By contrast, Witney’s film has just about zero wit going on under its hood.  The gags and jokes aim for the absolute lowest common denominator.  The characters directly address the audience to remind us just how hilarious their wacky antics are.  There’s more mugging for the camera in this film’s ninety minutes than in all eight seasons of The Cosby Show combined.  Now, you may argue that The Three Stooges were never above flinging food at peoples’ faces for a chuckle, but I think that misses the point.  It’s not what you do it’s how you do it, and The Stooges’ personalities never felt put on like masks.  Comedy of this variety is difficult to do, because I don’t think it succeeds when the characters are in on the joke, when they self-consciously wink at the viewers.  If the performers are just clowning around, having fun with their pals and so on, it may be charming to some degree, but it typically doesn’t work comically (well, not for me).  Imagine a pre-teen who very self-consciously tries to make up jokes for his or her parents’ friends or hears one funny thing that everyone laughs at and then proceeds to beat it into the ground.  This film is like that.  You have a scene where Syreena meets up with her brother Flash (Gene Simms) at their childhood home.  Flash is now into martial arts after a trip to Africa, and he and his sister completely destroy the house while grabassing around.  They do all this with grins on their faces, but these are the grins of people trying not to break scene rather than siblings having fun with one another, and that’s what makes scenes like this stick out like sore thumbs.

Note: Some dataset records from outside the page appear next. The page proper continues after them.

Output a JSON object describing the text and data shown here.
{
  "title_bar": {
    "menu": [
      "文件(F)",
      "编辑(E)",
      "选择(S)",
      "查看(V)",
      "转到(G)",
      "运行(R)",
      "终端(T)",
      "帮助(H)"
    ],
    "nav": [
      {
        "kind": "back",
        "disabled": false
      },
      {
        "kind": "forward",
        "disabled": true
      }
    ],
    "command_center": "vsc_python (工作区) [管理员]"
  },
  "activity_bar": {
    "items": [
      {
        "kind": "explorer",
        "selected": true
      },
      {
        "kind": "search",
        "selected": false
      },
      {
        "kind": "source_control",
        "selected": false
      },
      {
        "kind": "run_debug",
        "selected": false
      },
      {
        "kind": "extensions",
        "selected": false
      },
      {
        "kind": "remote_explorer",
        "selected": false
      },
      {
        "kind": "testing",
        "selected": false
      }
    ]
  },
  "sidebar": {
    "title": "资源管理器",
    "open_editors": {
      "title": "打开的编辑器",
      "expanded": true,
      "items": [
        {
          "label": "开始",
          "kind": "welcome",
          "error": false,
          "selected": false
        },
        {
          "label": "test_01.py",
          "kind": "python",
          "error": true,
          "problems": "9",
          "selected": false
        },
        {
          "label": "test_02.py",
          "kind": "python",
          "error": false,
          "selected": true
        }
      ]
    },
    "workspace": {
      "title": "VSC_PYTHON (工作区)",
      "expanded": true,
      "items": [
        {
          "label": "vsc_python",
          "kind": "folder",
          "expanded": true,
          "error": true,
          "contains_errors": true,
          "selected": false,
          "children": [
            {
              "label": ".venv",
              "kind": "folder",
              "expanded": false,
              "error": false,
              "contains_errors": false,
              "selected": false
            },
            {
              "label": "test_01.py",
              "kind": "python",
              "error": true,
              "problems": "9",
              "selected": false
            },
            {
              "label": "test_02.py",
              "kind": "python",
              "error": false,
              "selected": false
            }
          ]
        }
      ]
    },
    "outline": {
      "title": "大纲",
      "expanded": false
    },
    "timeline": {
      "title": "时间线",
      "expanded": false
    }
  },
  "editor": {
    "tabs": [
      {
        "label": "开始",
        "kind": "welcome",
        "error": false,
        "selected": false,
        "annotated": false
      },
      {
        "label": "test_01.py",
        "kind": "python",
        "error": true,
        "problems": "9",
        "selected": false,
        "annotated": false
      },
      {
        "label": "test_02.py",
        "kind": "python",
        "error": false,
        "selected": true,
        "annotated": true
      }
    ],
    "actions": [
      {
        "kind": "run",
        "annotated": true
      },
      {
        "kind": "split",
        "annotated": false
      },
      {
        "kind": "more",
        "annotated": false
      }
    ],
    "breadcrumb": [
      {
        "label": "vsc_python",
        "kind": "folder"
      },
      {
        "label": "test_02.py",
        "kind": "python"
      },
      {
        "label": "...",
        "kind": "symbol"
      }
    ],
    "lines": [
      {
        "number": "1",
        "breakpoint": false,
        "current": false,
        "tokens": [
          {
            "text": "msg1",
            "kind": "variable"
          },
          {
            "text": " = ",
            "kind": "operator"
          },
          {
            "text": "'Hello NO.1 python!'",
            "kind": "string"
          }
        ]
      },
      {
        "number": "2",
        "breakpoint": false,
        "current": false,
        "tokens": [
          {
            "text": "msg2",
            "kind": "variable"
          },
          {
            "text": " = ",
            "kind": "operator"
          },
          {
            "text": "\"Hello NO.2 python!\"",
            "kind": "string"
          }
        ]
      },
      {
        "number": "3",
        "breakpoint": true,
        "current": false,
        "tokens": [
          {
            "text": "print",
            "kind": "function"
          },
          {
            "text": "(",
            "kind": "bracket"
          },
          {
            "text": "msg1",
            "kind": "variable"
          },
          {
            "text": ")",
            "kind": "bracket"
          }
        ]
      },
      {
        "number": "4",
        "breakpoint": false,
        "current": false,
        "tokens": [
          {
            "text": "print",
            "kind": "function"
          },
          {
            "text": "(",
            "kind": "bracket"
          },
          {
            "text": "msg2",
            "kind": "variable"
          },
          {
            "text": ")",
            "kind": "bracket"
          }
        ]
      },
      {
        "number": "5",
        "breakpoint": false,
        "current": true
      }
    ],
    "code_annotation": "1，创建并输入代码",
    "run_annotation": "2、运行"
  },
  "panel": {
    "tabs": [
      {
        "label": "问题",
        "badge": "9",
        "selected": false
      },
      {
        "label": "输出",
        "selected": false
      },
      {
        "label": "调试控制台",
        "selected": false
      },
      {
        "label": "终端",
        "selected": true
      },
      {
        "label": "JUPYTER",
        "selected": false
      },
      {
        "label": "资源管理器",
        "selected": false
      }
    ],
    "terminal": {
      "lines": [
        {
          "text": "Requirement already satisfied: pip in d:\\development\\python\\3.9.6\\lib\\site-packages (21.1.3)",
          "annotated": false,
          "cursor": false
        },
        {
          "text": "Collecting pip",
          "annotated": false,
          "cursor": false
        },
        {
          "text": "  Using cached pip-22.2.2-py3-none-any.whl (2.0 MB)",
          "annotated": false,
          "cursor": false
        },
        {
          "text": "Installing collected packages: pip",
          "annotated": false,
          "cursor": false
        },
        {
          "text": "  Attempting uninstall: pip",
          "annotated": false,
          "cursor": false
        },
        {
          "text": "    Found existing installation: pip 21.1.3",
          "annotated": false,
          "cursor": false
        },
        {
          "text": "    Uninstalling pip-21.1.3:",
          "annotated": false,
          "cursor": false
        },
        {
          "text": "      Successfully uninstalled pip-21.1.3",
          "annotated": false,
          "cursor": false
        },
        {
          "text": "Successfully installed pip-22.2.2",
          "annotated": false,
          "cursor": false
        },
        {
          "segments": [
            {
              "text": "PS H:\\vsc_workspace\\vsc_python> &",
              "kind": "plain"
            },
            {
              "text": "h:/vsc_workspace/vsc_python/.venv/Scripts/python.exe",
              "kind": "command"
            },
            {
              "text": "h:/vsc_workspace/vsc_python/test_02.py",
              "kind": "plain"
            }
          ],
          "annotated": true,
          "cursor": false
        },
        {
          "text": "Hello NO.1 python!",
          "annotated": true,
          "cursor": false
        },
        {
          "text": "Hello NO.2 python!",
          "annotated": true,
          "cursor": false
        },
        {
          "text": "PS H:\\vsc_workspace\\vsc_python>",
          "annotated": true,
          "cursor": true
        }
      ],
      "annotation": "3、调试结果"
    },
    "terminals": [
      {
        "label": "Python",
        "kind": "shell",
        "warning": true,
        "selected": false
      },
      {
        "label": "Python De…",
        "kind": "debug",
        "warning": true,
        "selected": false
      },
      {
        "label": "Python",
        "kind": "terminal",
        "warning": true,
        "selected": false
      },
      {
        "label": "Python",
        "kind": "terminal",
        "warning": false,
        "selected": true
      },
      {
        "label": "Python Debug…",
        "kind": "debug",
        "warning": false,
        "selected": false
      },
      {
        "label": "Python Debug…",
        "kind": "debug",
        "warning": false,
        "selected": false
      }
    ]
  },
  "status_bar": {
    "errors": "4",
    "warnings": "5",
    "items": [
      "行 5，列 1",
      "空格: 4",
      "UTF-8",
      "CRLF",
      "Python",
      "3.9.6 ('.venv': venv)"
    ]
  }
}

As you might expect from a film called Darktown Strutters, it is loaded with political incorrectness.  There are literally KKK members chasing after Syreena and company in broad daylight.  They even have a large replica of a burning cross with them when they do it.  Commander Cross’ Sky Hog barbecue restaurant is staffed by rednecks of the Deliverance variety, replete with missing teeth, scraggly hair, and permanent scuff marks on their faces.  Cross’ headquarters is set up like a pre-Civil War Southern plantation, with black people toiling away inside and out.  Cross himself is the very spit of Colonel Harland Sanders (minus the glasses).  He even has a minstrel show put on for his amusement.  One of Mellow’s buddies is named V.D. (Otis Day), and he squirts anyone he touches with (I’m guessing here) penicillin.  The police (including an all-but-lost Dick Miller) are in the classic “fascist pig” mode (also forging a link of sorts with Cross and his cohorts).  The cops have a “Ghetto Alert Map” with a built-in “N***** Alarm.”  An undercover officer gets done up in black face and drag, because he’s after a female rapist who “preys on faggots.”  Prostitution is a fully accepted fact of life (along with the aforementioned abortions).  A character sells “Pot-sicles” (and other drugs) to children, who also happen to be “Baby Crips.”  The list goes on.  Whether you find any of this distasteful or not, you have to admit that a film like this couldn’t even be brought up as an idea today without coming under a shit storm of self-righteous backlash.  So, even if I don’t love this movie, a part of me is thrilled that it exists at all.

MVT:  Trina Parks is charismatic in the film, and she most definitely has the ability to carry it.  Sadly, she never had much opportunity to do so in her short (as of this writing) acting career.

Make or Break:  As I stated earlier, you will notice the girls and their rides and not want to take your eyes off of them.  Even if it’s only to ponder what the filmmakers were smoking to come up with these things.